There used to be an extensive railroad system in Ecuador, but several earthquakes have rendered most of the rail network unusable. They are working to restore the Nariz del Diablo (Devils' Nose) segment to service. What does exist are some railroad tours designed for tourists and priced accordingly. The scenery is guaranteed to be magnificent.
Ecuador is very mountainous and has lots of rivers wider than the Mississippi and more rapid than the Colorado. The railroads were mostly designed by American engineers. There are few places on Earth less conducive to railroad building that Ecuador, though Bolivia and Chile are surely runners-up.
You are really missing something by limiting your travels to this country. It is not that the US is boring, far from it: but it is not nearly so fascinating as even Mexico. As for getting sick, I have had several kinds of diarrhea, stomach parasites, and one night I was on a bus that flipped over on the way down a mountain near Orizaba, Veracruz. I woke up at 2:00 AM and the bus was on its side and lots of people were screaming. No one died, but the Cruz Verde ambulance made four trips to the Orizaba hospital before Omnibus de Mexico sent a bus to pick up those that were unharmed. I used my Boy Scout skills at tourniquets a couple of times.
Mexico is one of the most fascinating places on the planet, by the way. I used to make a few pesos by working as an unofficial guide in Mexico City, because I knew how to get a half dozen small but interesting museums opened with only small bribes and dinners with the curators. It was easy to find monolingual American in the Alameda Park, arguing with taxi drivers. I was good at mediating between them. After that, I would get offers to serve as a guide. I was vague about my fees, I just said "pay me whatever you think it is worth", and I was never disappointed. Of course, there were some truly obnoxious Americanos I declined to show around.
Most trips were uneventful. I took the train all the way from Kansas City to Mexico City once. We changed from the Missouri Pacific Texas Eagle to the Nacionales de Mexico at Laredo and it took almost three days more to get to Mexico City, because there was an accident north of San Luis and the Aguila Azteca was rerouted through Torreon and Durango: lok at a map, it was a huge detour. Before we got to Mexico City, the AC was broken and they were out of food and even beer. After that, I took buses. Mexico has great bus service. Looking back on that trip and the misery all us passengers suffered made for some interesting memories. It is no longer possible to take the train from San Antonio to Laredo. This was before Amtrak, which was established in '71.
Despite all the problems, I would not trade my travels for a dozen Disneyland and/or Six Flags passes and a year at any Club Med. I am no fan of artificial travels like guided tours and cruises. I can meet American insurance salesmen and pharma reps in Miami Beach, if I so desire.
The scenery is always interesting if there are jungles and mountains, but the people I have met have always been the most fun. When I went to Ecuador, I had a nice long chat with a Miss Ecuador contestant between Cuenca and Quito. I think she was Miss Loja. Really beautiful and smart.
The key to a great trip, of course, is speaking the language.

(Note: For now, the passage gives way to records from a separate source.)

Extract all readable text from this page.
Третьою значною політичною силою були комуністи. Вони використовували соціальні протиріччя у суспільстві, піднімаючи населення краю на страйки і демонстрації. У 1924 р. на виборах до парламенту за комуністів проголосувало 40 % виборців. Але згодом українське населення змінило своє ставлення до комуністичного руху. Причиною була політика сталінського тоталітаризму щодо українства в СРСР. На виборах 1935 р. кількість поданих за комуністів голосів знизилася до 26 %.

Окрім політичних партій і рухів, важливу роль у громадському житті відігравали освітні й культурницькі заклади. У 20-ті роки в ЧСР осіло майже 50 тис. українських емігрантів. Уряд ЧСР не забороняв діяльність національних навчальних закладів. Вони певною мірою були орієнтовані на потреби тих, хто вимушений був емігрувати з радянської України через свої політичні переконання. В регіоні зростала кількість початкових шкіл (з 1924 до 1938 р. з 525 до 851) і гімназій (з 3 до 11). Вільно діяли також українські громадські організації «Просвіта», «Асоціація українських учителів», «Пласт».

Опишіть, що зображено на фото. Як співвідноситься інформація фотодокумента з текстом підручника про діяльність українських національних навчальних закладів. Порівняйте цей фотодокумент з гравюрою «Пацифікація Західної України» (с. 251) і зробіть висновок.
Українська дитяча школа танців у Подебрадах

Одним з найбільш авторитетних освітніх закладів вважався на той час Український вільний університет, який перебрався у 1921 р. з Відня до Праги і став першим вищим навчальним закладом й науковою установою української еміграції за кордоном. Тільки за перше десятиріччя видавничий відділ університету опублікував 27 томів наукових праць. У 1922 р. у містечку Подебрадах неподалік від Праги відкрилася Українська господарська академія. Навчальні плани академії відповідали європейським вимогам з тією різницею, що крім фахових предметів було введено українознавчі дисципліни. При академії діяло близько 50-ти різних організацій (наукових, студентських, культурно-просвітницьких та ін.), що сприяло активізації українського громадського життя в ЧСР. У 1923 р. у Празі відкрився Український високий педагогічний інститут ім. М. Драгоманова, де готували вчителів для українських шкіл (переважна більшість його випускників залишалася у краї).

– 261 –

The American community in Vilcabamba meets around the town square daily. They are untypical Americans, and have lots of interesting stories. They organize school trips and language classes for the locals and are the nicest bunch of expats I have met anywhere. Vilcabamba (it means sacred valley) is one of those few places on Earth noted for the extreme longevity of the inhabitants. There are supposed to be five citizens over 105 there, but I did not meet any of them. The hostel where I stayed had a spa and a swimming pool, a decent restaurant and a pool hall and cost I think $25 per day, including breakfast. There was TV and Internet. Vilcabamba has the ideal climate, because of the altitude (1500 mts., 4950 ft) . The restaurant on the right side of the church always has a 50ยข meal to encourage the locals to visit: the owner is a woman who loves to invent different dishes. Prices on these were under $7.00 and you will not leave hungry.
Ecuadoreans are very fond of lentils, and often one of the three vegetables on the comida especial is popcorn. Every meal includes rice. Ecuadorean rice is pretty much flavorless. In Quito's Mariscal District (where the backpacker hostels are) they have mastered the hamburger. The schwarmas (sort of a Lebanese gyro) are also terrific. The best local dish, in my opinion is the llapingacho.
http://laylita.com/recipes/2008/04/07/llapingachos-or-stuffed-potato-patties/Ecuuadoreans could do great Mexican food if only they had some yellow cheddar cheese and pinto beans. Mozarella and black beans do not cut it.
Vilcabamba would be my favorite place if there were some Dominicanas about. (one would be adequate.) But alas, there are not.